RACHID O.


   
Plusieurs vies

Plusieurs vies
de Rachid O
152 p., Gallimard, 20 F

«Il était une fois un policier qui suivait les jolis garçons mais il était si nigaud que, pour les aborder, il leur demandait leurs papiers.» Ainsi pourrait commencer un des contes des mille et une vies qu'écrirait un Arabe contemporain, plein d'expérience. Cet écrivain existe. Marocain aujourd'hui âgé de vingt-huit ans, révélé au public par L'enfant ébloui, il signe Rachid O. Dans son deuxième livre, modestement intitulé Plusieurs vies, il nous fait traverser, sur ses pas, beaucoup d'existences. Parlant à la première personne - ce n'est pas un roman -, il nous dit son goût pour les hommes, très souvent récompensé. Il nous fait partager ses rencontres de Rabat, Tanger, Marrakech, Mulhouse, Zurich.

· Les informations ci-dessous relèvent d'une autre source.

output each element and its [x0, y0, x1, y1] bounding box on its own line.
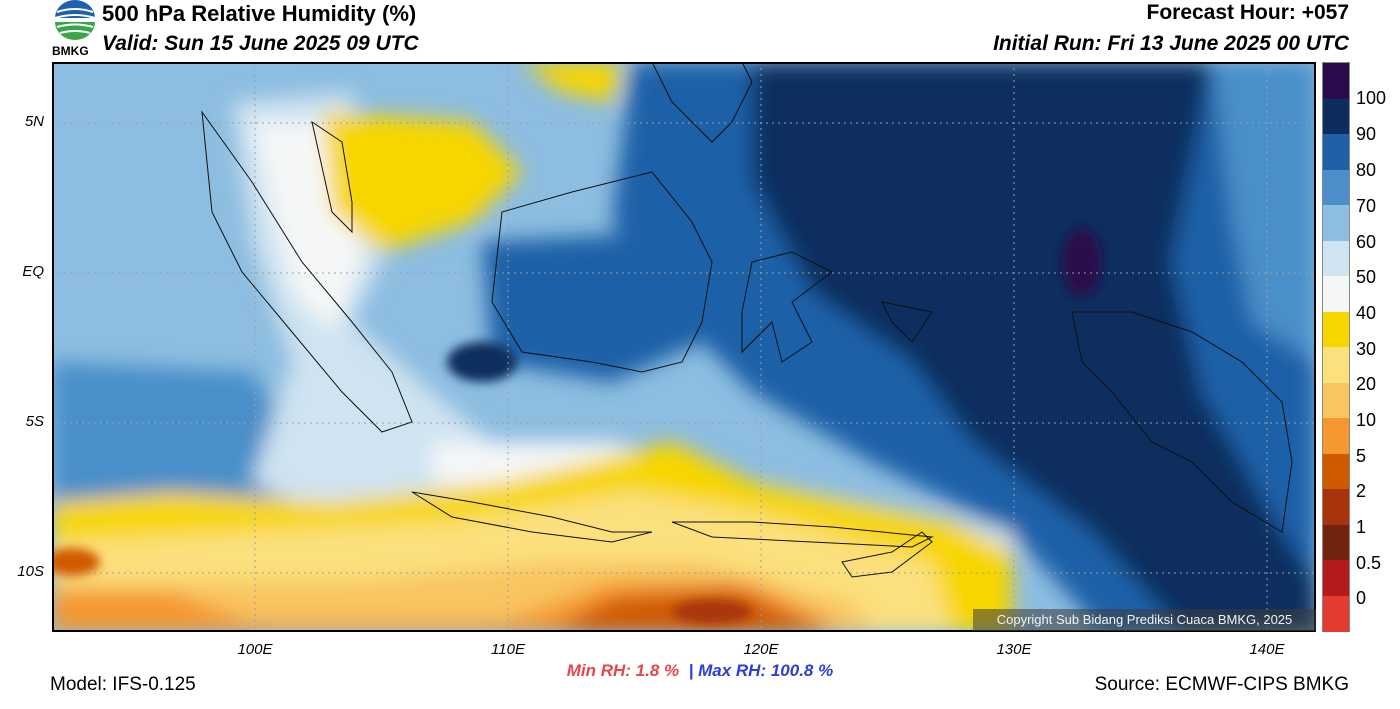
lat-label-5s: 5S — [25, 413, 44, 430]
valid-time: Valid: Sun 15 June 2025 09 UTC — [102, 32, 419, 55]
forecast-hour: Forecast Hour: +057 — [1146, 1, 1350, 24]
colorbar-label-5: 5 — [1356, 446, 1367, 466]
lon-label-100e: 100E — [237, 641, 273, 658]
colorbar-segment — [1323, 453, 1349, 490]
separator: | — [688, 661, 694, 680]
colorbar-label-0: 0 — [1356, 588, 1367, 608]
colorbar-label-30: 30 — [1356, 339, 1377, 359]
colorbar-label-1: 1 — [1356, 517, 1367, 537]
colorbar-segment — [1323, 240, 1349, 277]
colorbar-label-60: 60 — [1356, 232, 1377, 252]
colorbar-segment — [1323, 205, 1349, 241]
logo-text: BMKG — [52, 44, 89, 58]
chart-title: 500 hPa Relative Humidity (%) — [102, 1, 417, 26]
colorbar-label-40: 40 — [1356, 303, 1377, 323]
min-rh: Min RH: 1.8 % — [566, 661, 680, 680]
humidity-map — [52, 62, 1316, 632]
colorbar-label-80: 80 — [1356, 160, 1377, 180]
colorbar-label-20: 20 — [1356, 374, 1377, 394]
bmkg-logo: BMKG — [50, 0, 100, 60]
colorbar-segment — [1323, 98, 1349, 135]
lon-label-110e: 110E — [491, 641, 525, 658]
source-label: Source: ECMWF-CIPS BMKG — [1094, 674, 1349, 695]
colorbar-segment — [1323, 489, 1349, 525]
lat-label-10s: 10S — [17, 563, 44, 580]
colorbar-segment — [1323, 524, 1349, 561]
colorbar-segment — [1323, 347, 1349, 383]
copyright-note: Copyright Sub Bidang Prediksi Cuaca BMKG… — [973, 609, 1316, 631]
lon-label-130e: 130E — [996, 641, 1032, 658]
max-rh: Max RH: 100.8 % — [698, 661, 834, 680]
map-frame — [52, 62, 1316, 632]
colorbar-segment — [1323, 418, 1349, 454]
colorbar-segment — [1323, 382, 1349, 419]
colorbar-segment — [1323, 595, 1349, 632]
lat-label-5n: 5N — [24, 113, 44, 130]
colorbar-segment — [1323, 311, 1349, 348]
lat-label-eq: EQ — [22, 263, 44, 280]
colorbar-segment — [1323, 63, 1349, 99]
colorbar-segment — [1323, 560, 1349, 596]
colorbar-label-2: 2 — [1356, 481, 1367, 501]
colorbar-label-0-5: 0.5 — [1356, 553, 1382, 573]
colorbar-label-70: 70 — [1356, 196, 1377, 216]
colorbar-label-50: 50 — [1356, 267, 1377, 287]
minmax-readout: Min RH: 1.8 % | Max RH: 100.8 % — [0, 661, 1400, 681]
colorbar-label-10: 10 — [1356, 410, 1377, 430]
colorbar-label-90: 90 — [1356, 124, 1377, 144]
colorbar-segment — [1323, 169, 1349, 206]
lon-label-120e: 120E — [743, 641, 779, 658]
colorbar — [1322, 62, 1350, 632]
colorbar-label-100: 100 — [1356, 88, 1387, 108]
model-label: Model: IFS-0.125 — [50, 674, 196, 695]
colorbar-segment — [1323, 134, 1349, 170]
colorbar-segment — [1323, 276, 1349, 312]
initial-run: Initial Run: Fri 13 June 2025 00 UTC — [993, 32, 1349, 55]
lon-label-140e: 140E — [1249, 641, 1285, 658]
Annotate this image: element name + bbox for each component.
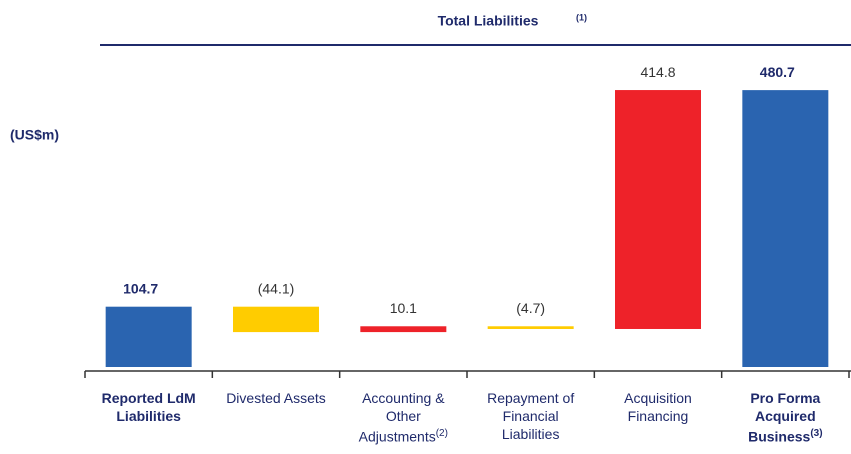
category-note: (3) [810, 428, 823, 439]
category-text: Pro Forma Acquired Business [748, 390, 821, 445]
x-tick-label: Reported LdM Liabilities [91, 389, 206, 425]
bar [615, 90, 701, 329]
x-tick-label: Accounting & Other Adjustments(2) [346, 389, 461, 446]
category-text: Accounting & Other Adjustments [358, 390, 445, 445]
category-text: Reported LdM Liabilities [101, 390, 196, 424]
x-tick-label: Repayment of Financial Liabilities [473, 389, 588, 443]
x-tick-label: Acquisition Financing [600, 389, 715, 425]
category-text: Acquisition Financing [624, 390, 692, 424]
bar [487, 326, 574, 329]
value-label: 414.8 [640, 64, 675, 80]
value-label: 10.1 [390, 300, 417, 316]
y-label: (US$m) [10, 127, 59, 143]
value-label: 104.7 [123, 280, 158, 296]
value-label: (4.7) [516, 300, 545, 316]
category-text: Repayment of Financial Liabilities [487, 390, 575, 442]
chart-title: Total Liabilities [438, 13, 539, 29]
value-label: 480.7 [760, 64, 795, 80]
bar [233, 306, 319, 333]
title-note: (1) [576, 12, 587, 22]
category-note: (2) [435, 428, 448, 439]
category-text: Divested Assets [226, 390, 326, 406]
bar [742, 90, 829, 368]
x-tick-label: Pro Forma Acquired Business(3) [728, 389, 843, 446]
x-tick-label: Divested Assets [218, 389, 333, 407]
value-label: (44.1) [258, 280, 295, 296]
bar [105, 306, 192, 367]
bar [360, 326, 447, 333]
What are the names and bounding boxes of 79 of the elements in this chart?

Il attire dentiste, acrobate, clochard, violoniste, footballeur, masseur de hammam, père de famille à la retraite, jeune drogué hétérosexuel ou policier nigaud évoqué plus haut.

Du cimetière où repose Genet aux laveries parisiennes, qui lui font découvrir la «vie célibataire», il aimante des inconnus. Dont certains se disent prêts à lui consacrer le reste de leurs jours. Et parfois il se met à les aimer. Ce qu'il découvre ou apprend est parfois tragique - sida, assassinat -, mais il y a en lui quelque chose de souverain qui lui interdit tout pathos. Le français n'est pas sa langue natale. Il le manie avec le soin qu'on apporte aux instruments délicats et obtient de la belle et bonne prose d'artisan. Posées, pudiques et directes à la fois, les histoires d'O - où figurent deux faux oncles - se distinguent agréablement de tant de souvenirs de dragueurs frénétiques et de soupirants transis!